This world breaks my heart. The hurt that we direct towards one another honestly grieves me. I don't say that lightly. IT GRIEVES ME
Whether or not someone, anyone, agrees with us has nothing to do with how we are to treat them. Not if we live in God's word. To love one another was not a suggestion, but a commandment. Upon the cross, beaten and flesh torn from His body, He still loved those who had done this to Him. It was for them that He went through it all, and it was for them He died. Not that first time did He raise a hand against them, not once did He degrade them. He spoke His Father's word to them, He shared the Truth with them, and out of love He died for them.
Often times we, as believers, remind me of siblings that fight, hurt each other and call each other names out of momentary anger, rage and childish behavior. I think of my own children when they were younger (who am I kidding, even as teens they still have their moments) when they battle each other, how it disturbs me. How much more it must grieve our heavenly Father when we go up against one another, and to make matters worse, we do it in His name.
Do I believe that we are to turn our heads when there is wrong being done? No. Do I believe that we turn a blind eye when one of our brother or sisters in Christ are on a dangerous path? No. I'd not watch my sister walk in front of a bus without warning her. But if my sister were so use to hearing me yell at her, when I yelled at her to save her, she'd not hear me. It's when she is use to hearing a loving voice, that when my voice is raised and unsettling that she pays notice to my warning. Instruct, warn, even rebuke in love. If we live our life in God's Word, we will do all things in love. Show the same grace to others that God has shown you.

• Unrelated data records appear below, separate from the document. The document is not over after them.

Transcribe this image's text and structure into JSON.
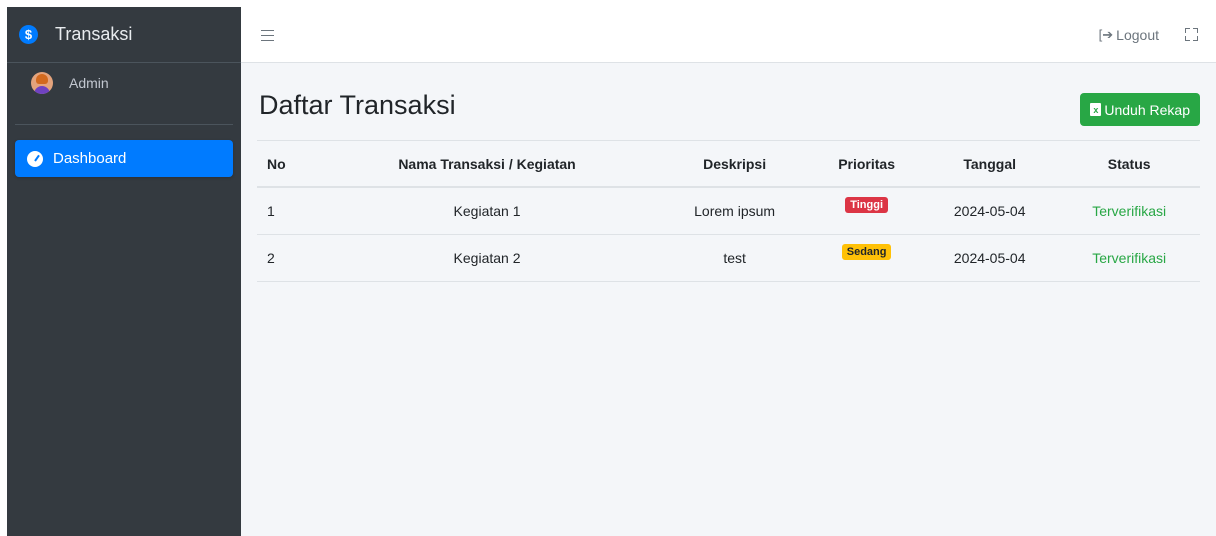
{
  "brand": {
    "logo_symbol": "$",
    "title": "Transaksi"
  },
  "user": {
    "name": "Admin"
  },
  "sidebar": {
    "items": [
      {
        "label": "Dashboard",
        "icon": "tachometer-icon",
        "active": true
      }
    ]
  },
  "topbar": {
    "logout_label": "Logout",
    "logout_icon": "sign-out-icon",
    "fullscreen_icon": "expand-icon"
  },
  "page": {
    "title": "Daftar Transaksi",
    "download_button_label": "Unduh Rekap",
    "download_icon": "excel-file-icon"
  },
  "table": {
    "headers": [
      "No",
      "Nama Transaksi / Kegiatan",
      "Deskripsi",
      "Prioritas",
      "Tanggal",
      "Status"
    ],
    "rows": [
      {
        "no": "1",
        "nama": "Kegiatan 1",
        "deskripsi": "Lorem ipsum",
        "prioritas": "Tinggi",
        "tanggal": "2024-05-04",
        "status": "Terverifikasi"
      },
      {
        "no": "2",
        "nama": "Kegiatan 2",
        "deskripsi": "test",
        "prioritas": "Sedang",
        "tanggal": "2024-05-04",
        "status": "Terverifikasi"
      }
    ]
  },
  "colors": {
    "sidebar_bg": "#343a40",
    "active_nav": "#007bff",
    "success": "#28a745",
    "danger": "#dc3545",
    "warning": "#ffc107"
  }
}
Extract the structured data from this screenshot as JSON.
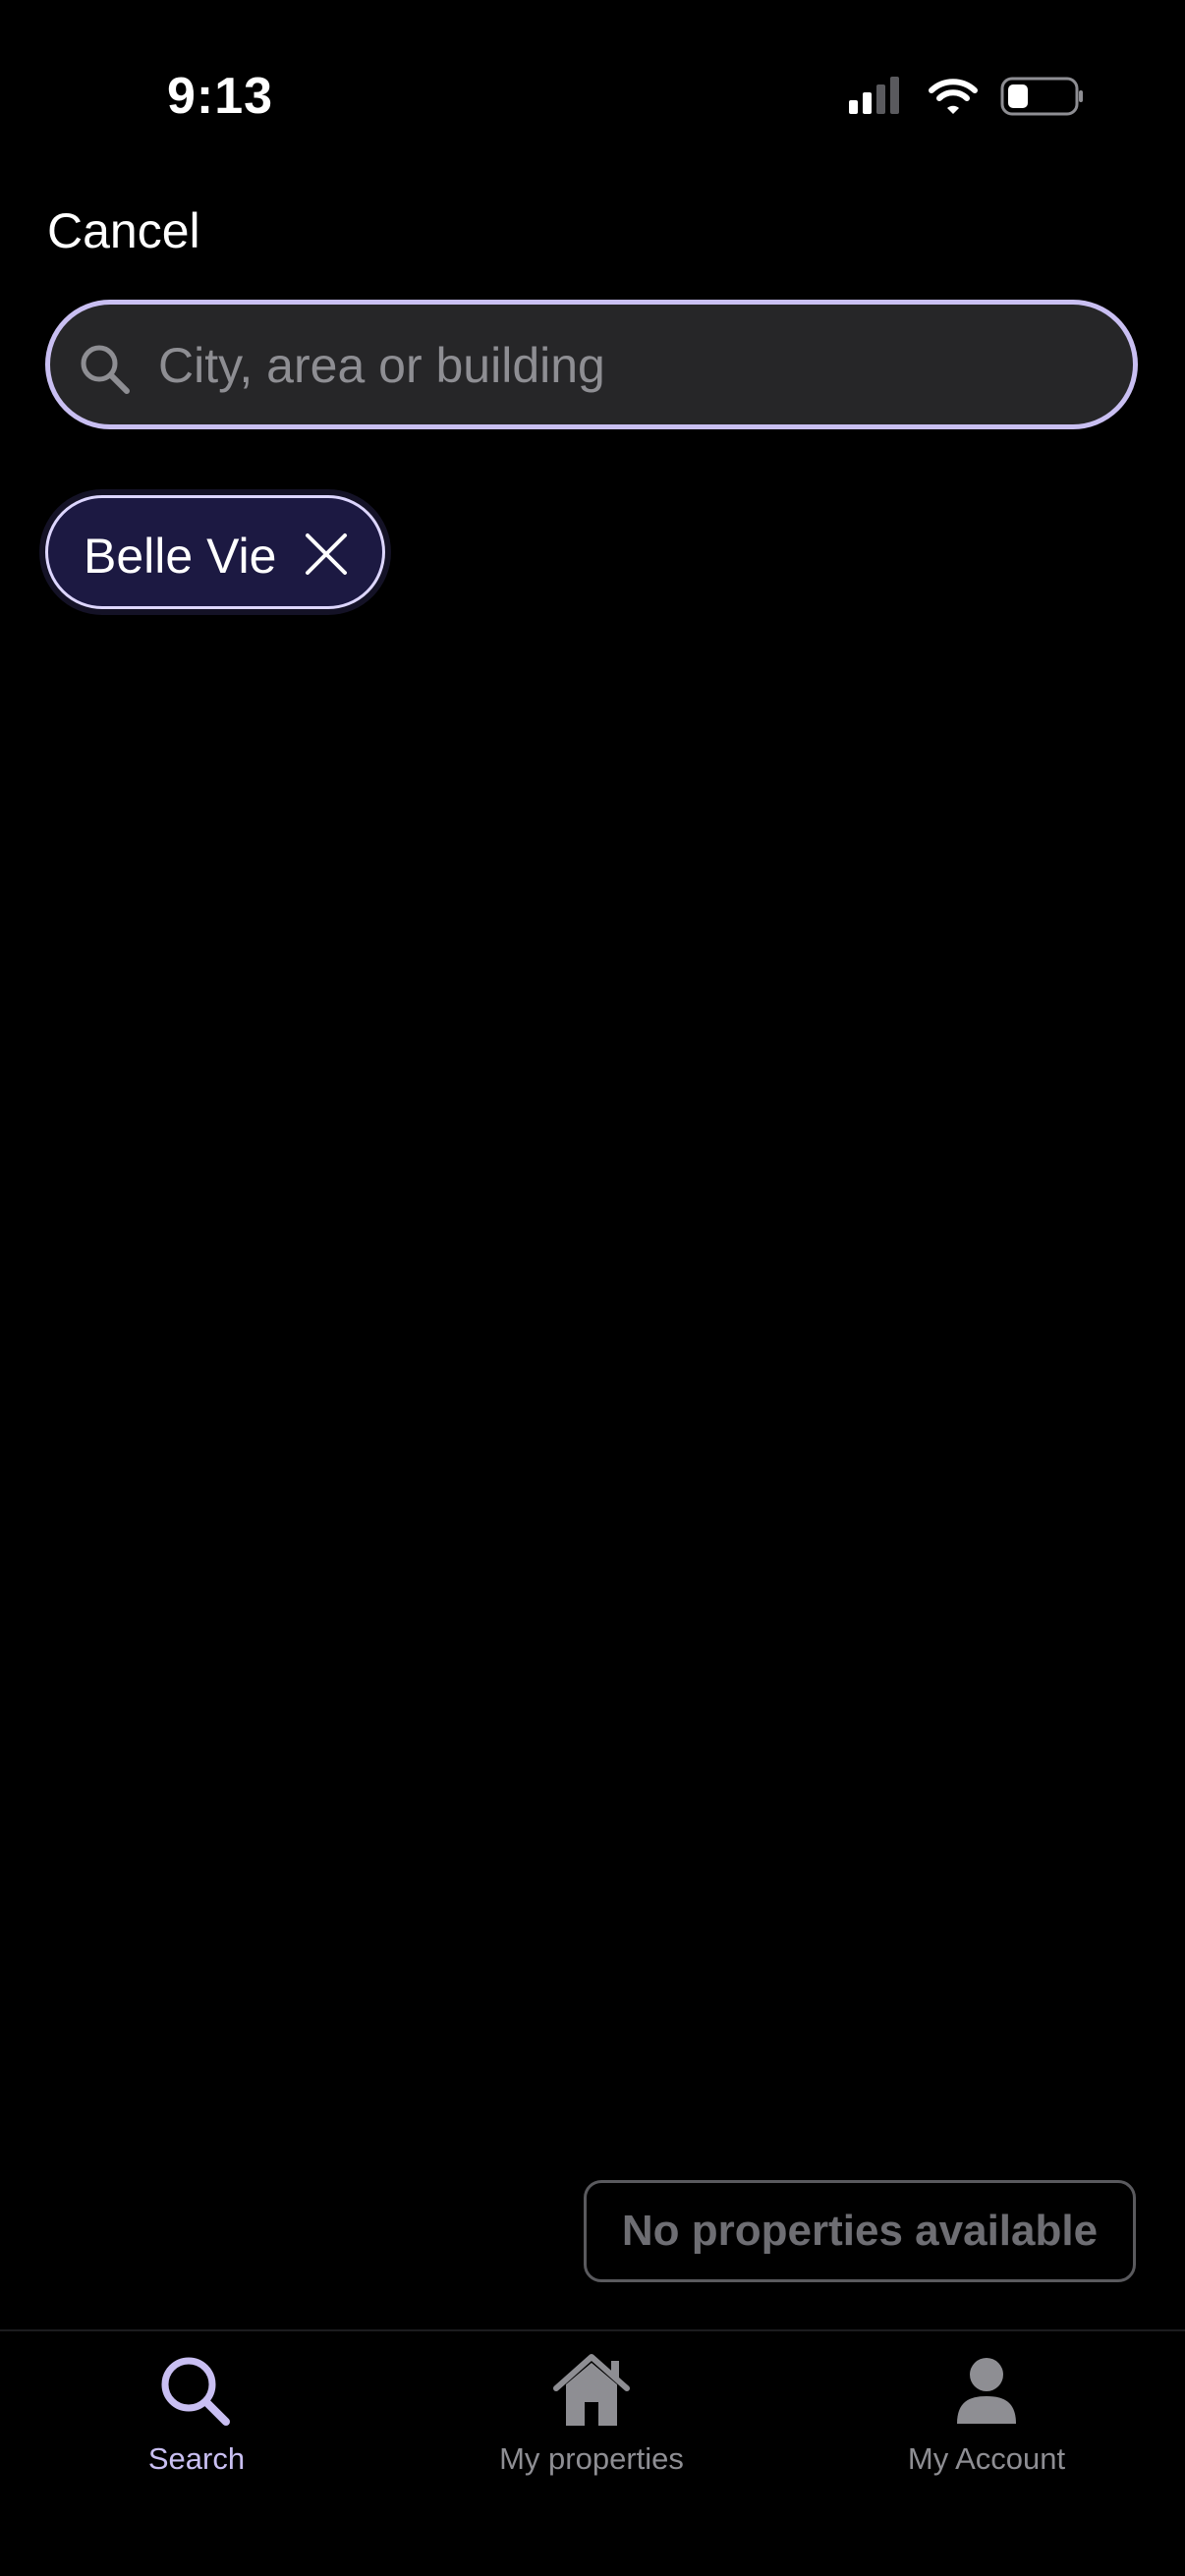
{
  "status_bar": {
    "time": "9:13",
    "icons": [
      "cellular-signal-icon",
      "wifi-icon",
      "battery-icon"
    ]
  },
  "header": {
    "cancel_label": "Cancel"
  },
  "search": {
    "placeholder": "City, area or building",
    "value": "",
    "icon": "search-icon"
  },
  "filters": {
    "chips": [
      {
        "label": "Belle Vie",
        "icon": "close-icon"
      }
    ]
  },
  "results": {
    "empty_message": "No properties available"
  },
  "tab_bar": {
    "tabs": [
      {
        "label": "Search",
        "icon": "search-icon",
        "active": true
      },
      {
        "label": "My properties",
        "icon": "home-icon",
        "active": false
      },
      {
        "label": "My Account",
        "icon": "person-icon",
        "active": false
      }
    ]
  },
  "colors": {
    "background": "#000000",
    "accent": "#c9bff2",
    "chip_background": "#1c1942",
    "input_background": "#262628",
    "muted_text": "#8e8e93"
  }
}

Short story. Many years ago, when I'd just became a Christian and delivered from a 13 year addiction, God told me to move from Indianapolis, Indiana to Dallas, Texas. Not like moving across the street, and I didn't want to do it. After several months of God dealing with me, and my knowing I was out of His will, I took a vacation to Dallas with a friend to 'test the water'. I was offered a job in Dallas, and knew that it wasn't a coincidence...but it was so hot and the traffic was a nightmare. I turned the job down and went back to Indiana. I had two strangers I'd never met before, individually at different times, and ever so kindly, approach me and told me that God had told them to tell me I was not in His will, that He had a plan for me and I needed to be obedient. I sold or gave away every single thing I owned except for a lamp, a pillow and an outdoor lounger, put them in my little Subaru with my dog and two cats and headed to Dallas. I hired an apartment locater service and had an efficiency waiting for me. When I got to Dallas I had $13.00 left in my pocket. I didn't know anyone. I found a job waiting tables the next day and since I was experienced at it, I was making tips that first day. Good tips. Within a month I was enrolled in a Bible College and within another two months I met (at the Bible College) and married my husband. We were married 22 years and have two of the most incredibly precious teenage sons.
If those strangers had not been faithful and confronted me, rebuked me in love,
I'd not have left my comfort zone in Indiana and committed myself to being faithful to what I knew was true. It took those strangers to get me back on that narrow road. We are here to lift up one another.
I encourage you all, in HIS love
, to love one another and treat one another with loving ways.
God bless you and may you all be sensitive to the leading and guiding of His Holy Spirit.